Themes in Miguel Hernández’s Poetry

Miguel Hernández’s Poetry

Main Themes

Miguel Hernández’s poetry can be explored through four stages, each reflecting key concepts:

  1. Orihuela Phase:

    Focus on nature, as seen in Perito en lunas.

  2. Love and Existential Phase:

    Exploration of love and existential themes in Rayo sin cesar.

  3. Fighting Phase:

    Poetry of social commitment: Viento del pueblo and El hombre acecha.

  4. Final Stage:

    Themes of freedom, justice, and love in Cancionero y romancero de ausencias.

The Theme of Nature

  • Depiction of the rural environment of Orihuela, sublimating reality with references to grazing, birds, sun, and sunset.

  • Bucolic nature in harmony.

  • Christian worldview of nature, highlighting aromas, flavors, and colors.

  • Nature as a locus amoenus, where lovers intertwine amidst adversity.

The Theme of Love

Love is a recurring theme, manifested in various forms:

  • Carnal love and attraction, sometimes as an internal struggle between God and Eros.

  • Incipient love expressed with regret, reminiscent of 15th-century Petrarchan style.

  • Painful love due to rejection, rooted in provincial morality.

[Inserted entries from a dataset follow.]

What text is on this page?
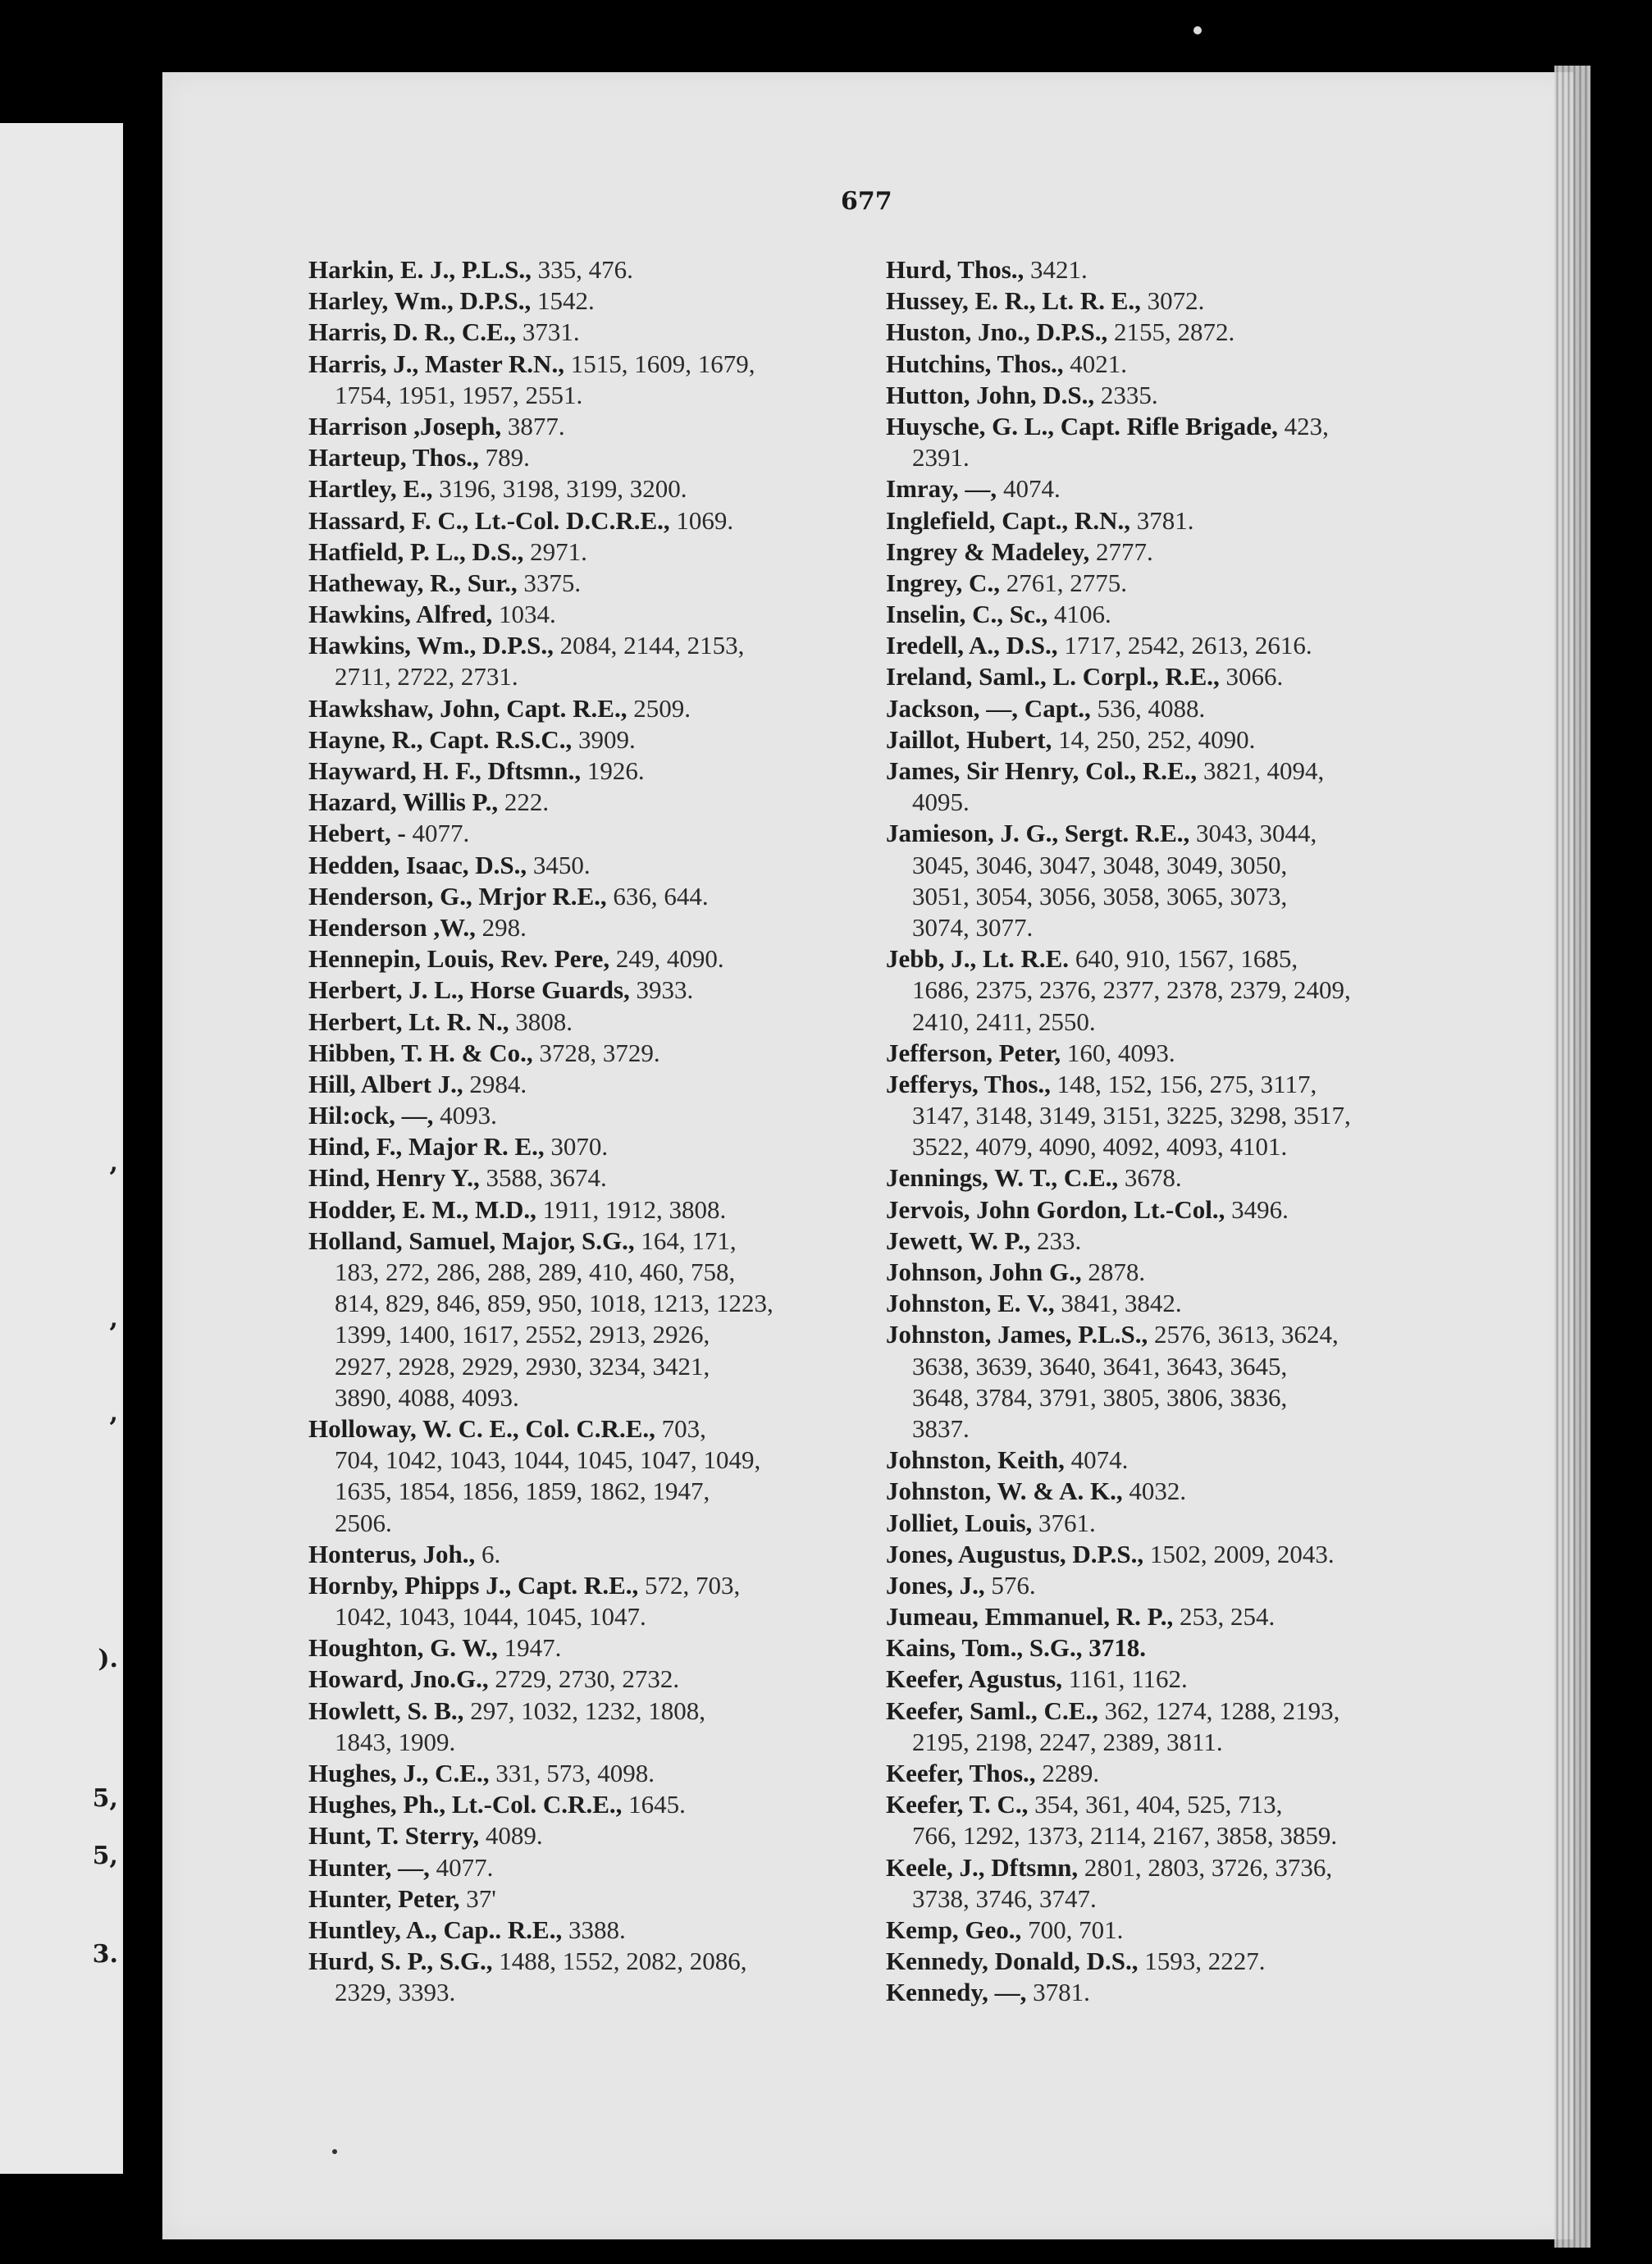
,
,
,
).
5,
5,
3.
677
Harkin, E. J., P.L.S., 335, 476.
Harley, Wm., D.P.S., 1542.
Harris, D. R., C.E., 3731.
Harris, J., Master R.N., 1515, 1609, 1679,
1754, 1951, 1957, 2551.
Harrison ,Joseph, 3877.
Harteup, Thos., 789.
Hartley, E., 3196, 3198, 3199, 3200.
Hassard, F. C., Lt.-Col. D.C.R.E., 1069.
Hatfield, P. L., D.S., 2971.
Hatheway, R., Sur., 3375.
Hawkins, Alfred, 1034.
Hawkins, Wm., D.P.S., 2084, 2144, 2153,
2711, 2722, 2731.
Hawkshaw, John, Capt. R.E., 2509.
Hayne, R., Capt. R.S.C., 3909.
Hayward, H. F., Dftsmn., 1926.
Hazard, Willis P., 222.
Hebert, - 4077.
Hedden, Isaac, D.S., 3450.
Henderson, G., Mrjor R.E., 636, 644.
Henderson ,W., 298.
Hennepin, Louis, Rev. Pere, 249, 4090.
Herbert, J. L., Horse Guards, 3933.
Herbert, Lt. R. N., 3808.
Hibben, T. H. & Co., 3728, 3729.
Hill, Albert J., 2984.
Hil:ock, —, 4093.
Hind, F., Major R. E., 3070.
Hind, Henry Y., 3588, 3674.
Hodder, E. M., M.D., 1911, 1912, 3808.
Holland, Samuel, Major, S.G., 164, 171,
183, 272, 286, 288, 289, 410, 460, 758,
814, 829, 846, 859, 950, 1018, 1213, 1223,
1399, 1400, 1617, 2552, 2913, 2926,
2927, 2928, 2929, 2930, 3234, 3421,
3890, 4088, 4093.
Holloway, W. C. E., Col. C.R.E., 703,
704, 1042, 1043, 1044, 1045, 1047, 1049,
1635, 1854, 1856, 1859, 1862, 1947,
2506.
Honterus, Joh., 6.
Hornby, Phipps J., Capt. R.E., 572, 703,
1042, 1043, 1044, 1045, 1047.
Houghton, G. W., 1947.
Howard, Jno.G., 2729, 2730, 2732.
Howlett, S. B., 297, 1032, 1232, 1808,
1843, 1909.
Hughes, J., C.E., 331, 573, 4098.
Hughes, Ph., Lt.-Col. C.R.E., 1645.
Hunt, T. Sterry, 4089.
Hunter, —, 4077.
Hunter, Peter, 37'
Huntley, A., Cap.. R.E., 3388.
Hurd, S. P., S.G., 1488, 1552, 2082, 2086,
2329, 3393.
Hurd, Thos., 3421.
Hussey, E. R., Lt. R. E., 3072.
Huston, Jno., D.P.S., 2155, 2872.
Hutchins, Thos., 4021.
Hutton, John, D.S., 2335.
Huysche, G. L., Capt. Rifle Brigade, 423,
2391.
Imray, —, 4074.
Inglefield, Capt., R.N., 3781.
Ingrey & Madeley, 2777.
Ingrey, C., 2761, 2775.
Inselin, C., Sc., 4106.
Iredell, A., D.S., 1717, 2542, 2613, 2616.
Ireland, Saml., L. Corpl., R.E., 3066.
Jackson, —, Capt., 536, 4088.
Jaillot, Hubert, 14, 250, 252, 4090.
James, Sir Henry, Col., R.E., 3821, 4094,
4095.
Jamieson, J. G., Sergt. R.E., 3043, 3044,
3045, 3046, 3047, 3048, 3049, 3050,
3051, 3054, 3056, 3058, 3065, 3073,
3074, 3077.
Jebb, J., Lt. R.E. 640, 910, 1567, 1685,
1686, 2375, 2376, 2377, 2378, 2379, 2409,
2410, 2411, 2550.
Jefferson, Peter, 160, 4093.
Jefferys, Thos., 148, 152, 156, 275, 3117,
3147, 3148, 3149, 3151, 3225, 3298, 3517,
3522, 4079, 4090, 4092, 4093, 4101.
Jennings, W. T., C.E., 3678.
Jervois, John Gordon, Lt.-Col., 3496.
Jewett, W. P., 233.
Johnson, John G., 2878.
Johnston, E. V., 3841, 3842.
Johnston, James, P.L.S., 2576, 3613, 3624,
3638, 3639, 3640, 3641, 3643, 3645,
3648, 3784, 3791, 3805, 3806, 3836,
3837.
Johnston, Keith, 4074.
Johnston, W. & A. K., 4032.
Jolliet, Louis, 3761.
Jones, Augustus, D.P.S., 1502, 2009, 2043.
Jones, J., 576.
Jumeau, Emmanuel, R. P., 253, 254.
Kains, Tom., S.G., 3718.
Keefer, Agustus, 1161, 1162.
Keefer, Saml., C.E., 362, 1274, 1288, 2193,
2195, 2198, 2247, 2389, 3811.
Keefer, Thos., 2289.
Keefer, T. C., 354, 361, 404, 525, 713,
766, 1292, 1373, 2114, 2167, 3858, 3859.
Keele, J., Dftsmn, 2801, 2803, 3726, 3736,
3738, 3746, 3747.
Kemp, Geo., 700, 701.
Kennedy, Donald, D.S., 1593, 2227.
Kennedy, —, 3781.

  • Love and joy related to his wife and son, alongside tenderness and grief.

  • Love and hatred resulting from famine and war, animalizing man.

  • Love and hope amidst the absence of justice, love, and freedom.

The Theme of Life and Death

  • Synthesis of life, love, and death, as expressed in Cancionero y romancero de ausencias.

  • Death as a part of life, both existentially (man born for death) and as a seed for the continuation of the species.

  • Friendship and elegies, notably for Ramón Sijé.

  • Love as light and clarity for life, and shade for death, symbolized by bones and rain.

The Theme of Social Commitment

  • Initial theocentric focus, condemning revolutionary acts.

  • Influenced by Machado, Lorca, and Alberti, advocating for agricultural reform.

  • Social commitment rooted in personal experience, feeling like “people of my own milk.”

  • Viento del pueblo expresses optimistic brotherhood and freedom.

  • Republican defeat leads to pain and despair, but with fidelity to his origins.

  • El hombre acecha ends with a call for hope.

Symbolism in Hernández’s Poetry

  • Stage 1:

    Moon symbolizes nature.

  • Stage 2:

    Ray metaphors love; bull symbolizes love’s pain.

  • Stage 3:

    Wind represents history; destroyed earth symbolizes nature and work.

  • Stage 4:

    Light and shade represent joy and hope versus tragedy.